Need for Speed, 2014
Directed by Scott Waugh
Starring Aaron Paul, Dominic Cooper, Imogen Poots, Scott Mescudi, Rami Malek, Ramon Rodreiguez, Harrison Gilbertson and Michael Keaton
Fresh from prison, a street racer who was framed by a wealthy business associate joins a cross country race with revenge in mind. His ex-partner, learning of the plan, places a massive bounty on his head as the race begins.
The Fast and Furious franchise has a certain level of appeal. They are utterly preposterous and very silly, but they have a charm and energy about them which makes them hard to criticise. It seems as though the filmmakers behind Need for Speed thought they could get away with the same thing. The only problem is that the film has all the charm of a dead slug and it’s paced about as well as one.
Based off the game series in name alone, Need for Speed sees Breaking Bad and Xbox One’s Aaron Paul framed for a car crash murder by a fellow racer named Dino (Dominic Cooper). Upon his release from prison, he goes on a cross-country hunt for a secret race in which he can clear his name and prove that Dino was the one who caused the crash. Along the way he is joined by his road crew and Julia, a car-enthusiast who has secured the modified Ford Mustang for them to race in. But when Dino finds out he is being hunted down, he sets off a group of hitmen to take them out.
The Need for Speed games are very simple – win some races, earn money, modify car, win more races. In order to flesh that out over an ungodly two hours, screenwriter George Gatnis has had to introduce a pretty standard-yet-somehow convoluted plot so that there is something in between the races. Sadly the plot written is garbage and pretty boring. The movie spends a good 40-minutes setting up Aaron Paul going to prison and yet the accident and his incarceration still feels emotionless. What’s even sadder is this is the more interesting part of the movie as all the stuff following him getting out and trying to find the secret race is rather dull.
None of this helped by dreadful performances from its leading cast members. The side characters of the road crew at least show some signs of charisma with Scott Mescudi really trying to add some fun to the bland proceedings, but they are let down by Paul and Poots. Aaron Paul has one level of acting in the entire movie: ambivalence. He looks like he would rather be anywhere else and this bottom-of-the-barrel garbage is below him. Dominic Cooper is in the same mode of not-caring as Paul, but Poots on the other hand looks to be putting some effort in. However, her robotic-like performance is a real hindrance her likeability. Credit to Michael Keaton, who was clearly hired for one day’s worth of filming, as he puts everything he has into his character-less character. He may be wasted, but dammit if he didn’t try.
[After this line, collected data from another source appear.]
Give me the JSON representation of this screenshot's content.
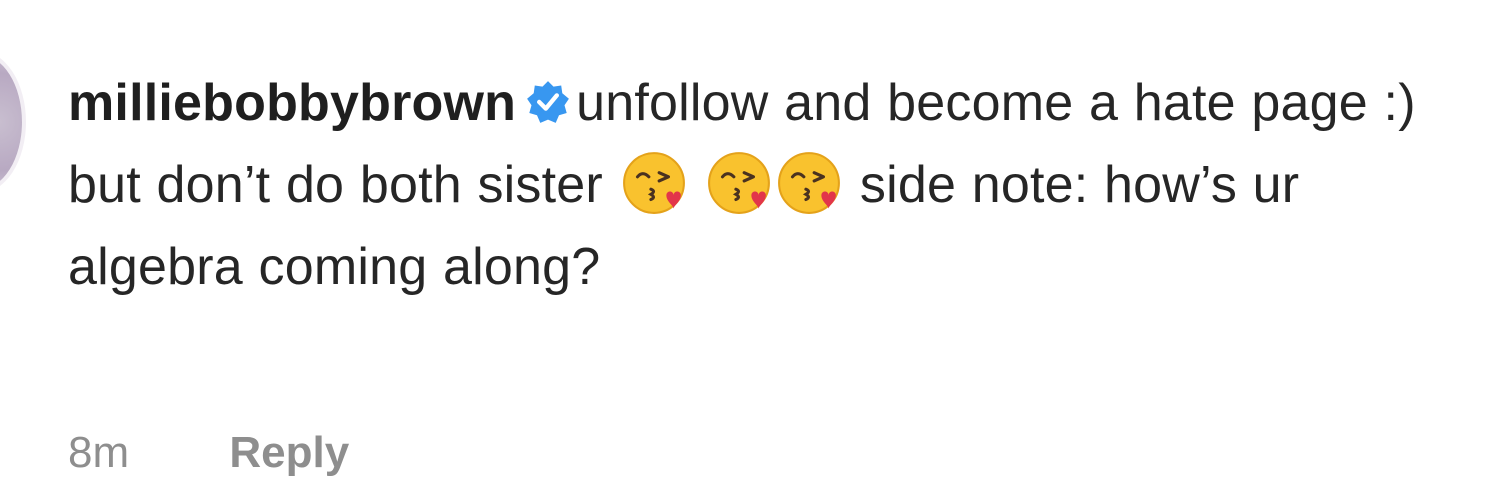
{
  "comment": {
    "username": "milliebobbybrown",
    "verified_icon": "verified-badge-icon",
    "text_part1": "unfollow and become a hate page :) but don’t do both sister",
    "emoji_name": "face-blowing-a-kiss",
    "text_part2": "side note: how’s ur algebra coming along?",
    "timestamp": "8m",
    "reply_label": "Reply"
  },
  "colors": {
    "text": "#262626",
    "meta": "#8e8e8e",
    "verified": "#3897f0"
  }
}
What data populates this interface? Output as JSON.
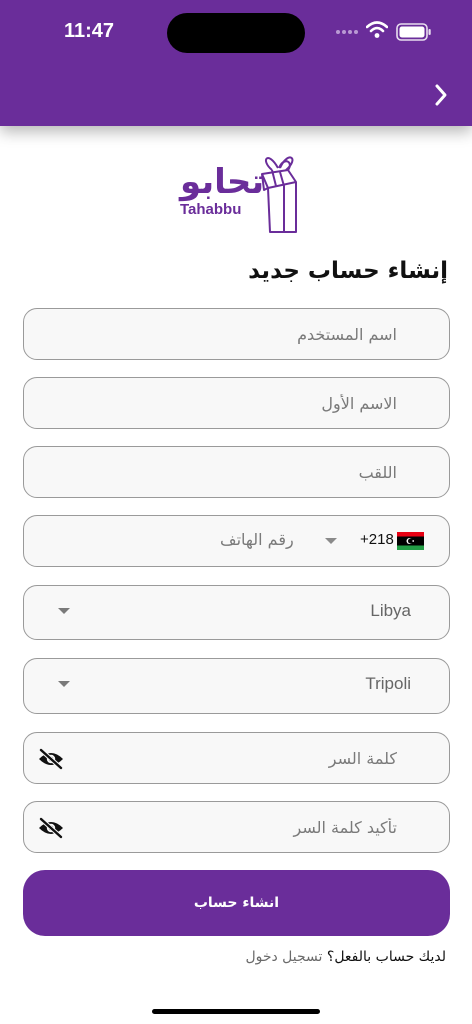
{
  "status_bar": {
    "time": "11:47"
  },
  "brand": {
    "name_ar": "تحابو",
    "name_en": "Tahabbu",
    "color": "#6a2d9a"
  },
  "form": {
    "title": "إنشاء حساب جديد",
    "username_placeholder": "اسم المستخدم",
    "first_name_placeholder": "الاسم الأول",
    "last_name_placeholder": "اللقب",
    "phone": {
      "dial_code": "+218",
      "placeholder": "رقم الهاتف",
      "country_flag": "libya-flag-icon"
    },
    "country_value": "Libya",
    "city_value": "Tripoli",
    "password_placeholder": "كلمة السر",
    "confirm_password_placeholder": "تأكيد كلمة السر",
    "submit_label": "انشاء حساب"
  },
  "login_prompt": {
    "text": "لديك حساب بالفعل؟",
    "link": "تسجيل دخول"
  }
}
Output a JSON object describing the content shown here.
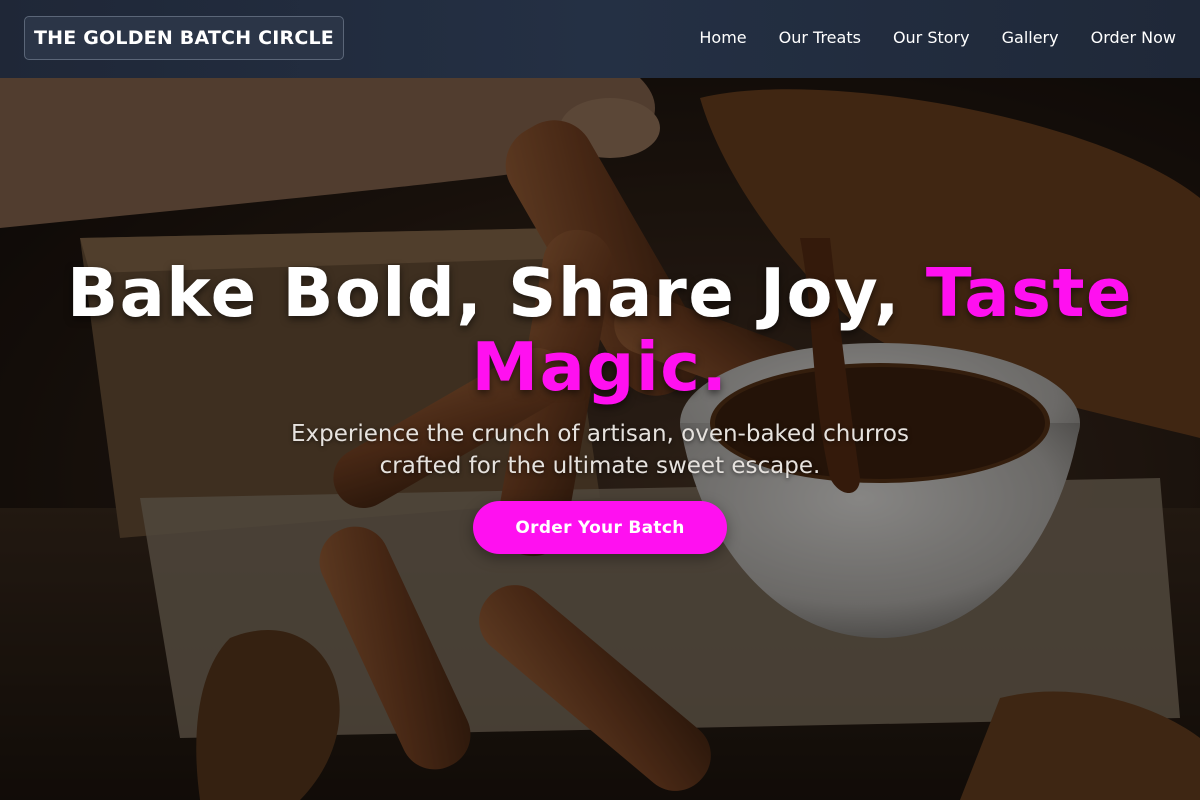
{
  "header": {
    "brand": "THE GOLDEN BATCH CIRCLE",
    "nav": [
      "Home",
      "Our Treats",
      "Our Story",
      "Gallery",
      "Order Now"
    ]
  },
  "hero": {
    "headline_main": "Bake Bold, Share Joy, ",
    "headline_accent": "Taste Magic.",
    "subtext": "Experience the crunch of artisan, oven-baked churros crafted for the ultimate sweet escape.",
    "cta": "Order Your Batch",
    "background_image": "churros-with-chocolate-dip-photo"
  },
  "colors": {
    "accent": "#ff10f0",
    "header_bg": "#1f2737",
    "text": "#ffffff"
  }
}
But really all people are going to be looking for from this movie is the car chases. Like the Fast and Furious movies, this is the driving force (no pun intended) of Need for Speed and the reason people pay for tickets. And that would be fine if they were interesting. Director Scott Waugh manages to take car chases of people going upwards of 250mph and makes them look like they are doing 25 while out on a Sunday drive. The races are boring, they’re shot badly and they have zero excitement. This is the movie’s bread and butter and it gives us garbage. Not to mention that these racers put people’s lives in danger and cause multiple crashes – which look they kill people – and yet are supposed to be seen as the heroes of the movie.
Need for Speed relied on car chases to please its audience and it couldn’t even succeed in that. So what you’re left with is a boring and bloated waste of time that offers very little. The only modicum of entertainment to be clawed from this steaming pile is to laugh at how idiotic some of the stunts are in that ‘so bad it’s good’ mentality. If this was a low-budget straight-to-DVD release there might have been some forgiveness, but at $60 million it should be a lot better.
I feel the need, the need for Need for Speed to go away and never return.